犬や動物、人に向かって吠えまくるような犬では人気者になれないと思いますし、食べ物を欲しがったり、かまってほしくてやたらと“要求吠え”したりするような犬も困るでしょう」

 時には、一緒に行動せず「放送後に合流」なんてナンセンスな回もあったが、結局、まだ十分に信頼関係が築けていないのだろうか?

「実際に旅人を演じている方とタレント犬たちが、どの程度絆を築いているのかわかりませんが、普段はトレーナーなり本当の飼い主と生活をしていて、収録の時間だけ犬を借りているのでしたら、やはり現場でその辺にいるトレーナーなり飼い主を探してしまうかもしれません。
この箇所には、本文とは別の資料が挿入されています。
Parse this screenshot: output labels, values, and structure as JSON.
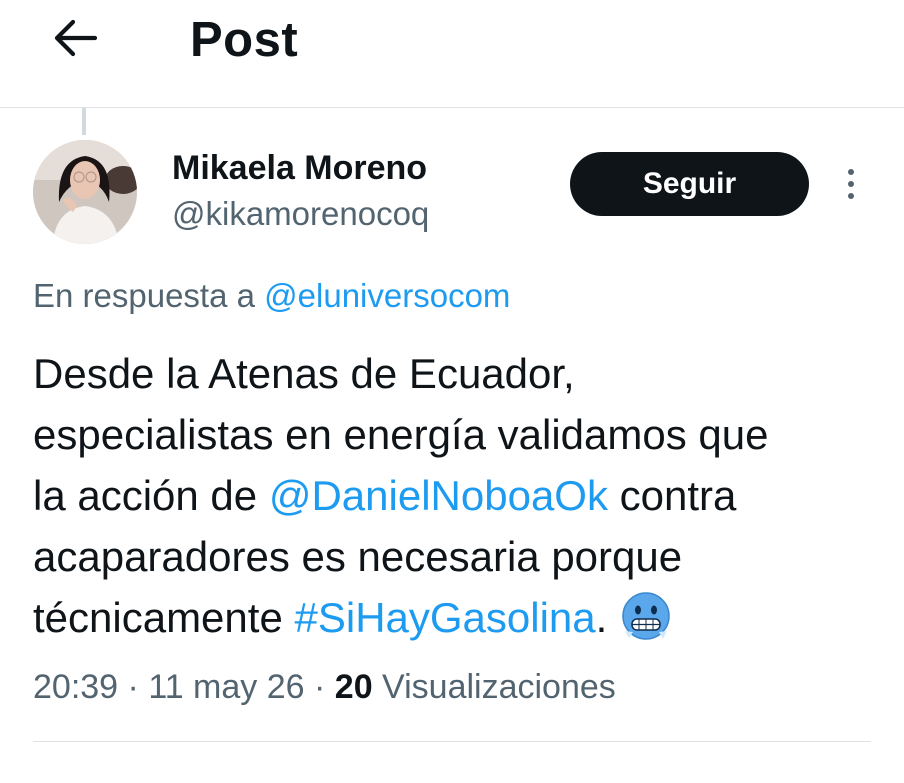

例えば、カメラが回っていない時に犬たちとよく遊んだり、お散歩をしたり、食べ物を与えたり、そのような交流があれば、『よく馴れているな』と感じるような振る舞いが見られると思います」

 もしかしてヒロアキくんが語りかけているとき、「あさっての方向を向いている」と感じるのは、トレーナーか飼い主を探している時だったりする!?

 ちなみに、「犬の行動に精通しているトレーナーの間では、あのコーナーはすごく評判が悪いです」と山田さんは言う。

 毎朝、犬の姿を見て、素直に無邪気に「かわいい」「癒やされる」とだけ言っていられない不思議な空気が、やっぱりあのコーナーにはある。